Nach Jahrzehnten der Polarisierung zwischen linken und rechten Blöcken befürworten die Däninnen und Dänen eine breite Regierung in der politischen Mitte. Ein Steilpass für Regierungschefin Mette Frederiksen und ihren Vorgänger Lars Løkke Rasmussen.
Die Wahlnacht in der Kopenhagener Christiansborg war noch länger und spannender als gewöhnlich. Erst die ganz zuletzt ausgezählten Stimmen in Kopenhagen und dem fernen Grönland gaben den Ausschlag für das berühmte neunzigste Mandat im dänischen Parlament, das dem einen politischen Lager die Mehrheit verschafft. Und wie schon bei den letzten Wahlen 2019 waren es die rot-grünen Parteien, die dazu beitrugen, dass die Sozialdemokraten eine Minderheitenregierung bilden konnten.
Damit kann aber das jüngste Kapitel in der Geschichte der Demokratie in der ältesten Monarchie der Welt noch nicht geschlossen werden. Im Gegenteil – denn im Unterschied zu den letzten 25 Jahren sollen künftig in Dänemark nicht mehr «die Linken» oder «die Rechten» die Regierungsmacht auf Zeit bekommen, sondern eine neue Mehrheit in der sozialdemokratisch-liberalen Mitte. Eine solche Neuausrichtung forderte vor vier Jahren bereits der damalige liberale Vorgänger Frederiksens, Lars Løkke Rasmussen.
Als langjähriger Finanzminister und Regierungschef waren ihm die – so Rasmussen – «Dummheiten der Polparteien» zunehmend sauer aufgestossen. Dazu gehörten die Forderungen nach Steuererhöhungen im Land mit dem höchsten Steuerdruck von ganz links, aber auch die immer neuen Forderungen, die restriktivste Einwanderungs- und Ausländerpolitik weiter zu verschärfen, von ganz rechts. In den Wahlen gewannen dann jedoch die Sozialdemokraten, mit dem Versprechen, beiden Seiten entgegenzukommen.

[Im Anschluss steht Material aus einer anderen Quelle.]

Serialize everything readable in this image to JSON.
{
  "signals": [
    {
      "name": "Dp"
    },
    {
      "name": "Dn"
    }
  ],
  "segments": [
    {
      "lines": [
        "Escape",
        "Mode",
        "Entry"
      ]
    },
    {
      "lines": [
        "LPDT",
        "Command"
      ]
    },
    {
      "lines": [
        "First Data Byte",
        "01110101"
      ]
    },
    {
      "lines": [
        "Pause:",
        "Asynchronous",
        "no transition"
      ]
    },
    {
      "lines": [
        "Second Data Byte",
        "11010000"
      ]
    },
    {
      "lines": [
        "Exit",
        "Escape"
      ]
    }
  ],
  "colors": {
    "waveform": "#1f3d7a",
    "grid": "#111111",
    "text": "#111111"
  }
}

Eine Mehrheitsregierung soll es richten
Damit konnte Mette Frederiksen die Forderung nach einer Mehrheitsregierung im Zentrum vertagen – und wurde als Chefin einer Minderheitenregierung geduldet, bis sie auf dem Höhepunkt der Coronakrise damit begann, die ihr von der Verfassung zugestandenen Befugnisse zu überschreiten und die anderen Parteien im Parlament zu übergehen. Um einem Misstrauensvotum im eigenen Lager zu entgehen, schrieb deshalb die sozialdemokratische Ministerpräsidentin vor einem guten Monat vorgezogene Neuwahlen aus.
Nun haben ihr die Wählerinnen und Wähler in Dänemark und in den autonom verwalteten früheren Kolonien Grönland und Färöer den Ball zurückgespielt, mit einer hauchdünnen rotgrünen Mehrheit, aber auch der Forderung, mit anderen Parteien im politischen Zentrum Sondierungsgespräche über eine mögliche Mehrheitsregierung aufzunehmen, welche das Land durch die aktuellen «struben» Zeiten und Krisen navigieren kann. Das kommt Frederiksen und ihrem Vorgänger Rasmussen gelegen.
Unselige Polarisierung soll überwunden werden
Sie müssen nun nicht nur mit Worten, sondern auch mit konkreten Taten beweisen, dass Wahlen nicht einfach Volksabstimmungen über zwei verschiedene Machtblöcke oder politische Richtungen sind, sondern auch ein fein austariertes Signal für den künftigen (Regierungs-)Kurs eines Landes. Gelingt den beiden Spitzenpolitikern der Schulterschluss, kann das nordische Königreich die unselige Polarisierung der letzten Jahrzehnte überwinden und zu zukunftsträchtigen Lösungen nicht nur im eigenen Land, sondern auch in Europa und weltweit beitragen: in Fragen der Demokratie und Menschenrechte, des Klimaschutzes, der Sicherheitspolitik und des sozialen Ausgleiches.
Über einzelne umstrittene Sachfragen, in denen sich viele Parteien auch intern uneinig sind, können auch die Däninnen und Dänen sodann in Volksabstimmungen befinden, so wie sie dies in der Vergangenheit schon Dutzende Male getan haben: über Verfassungsänderungen und Europafragen.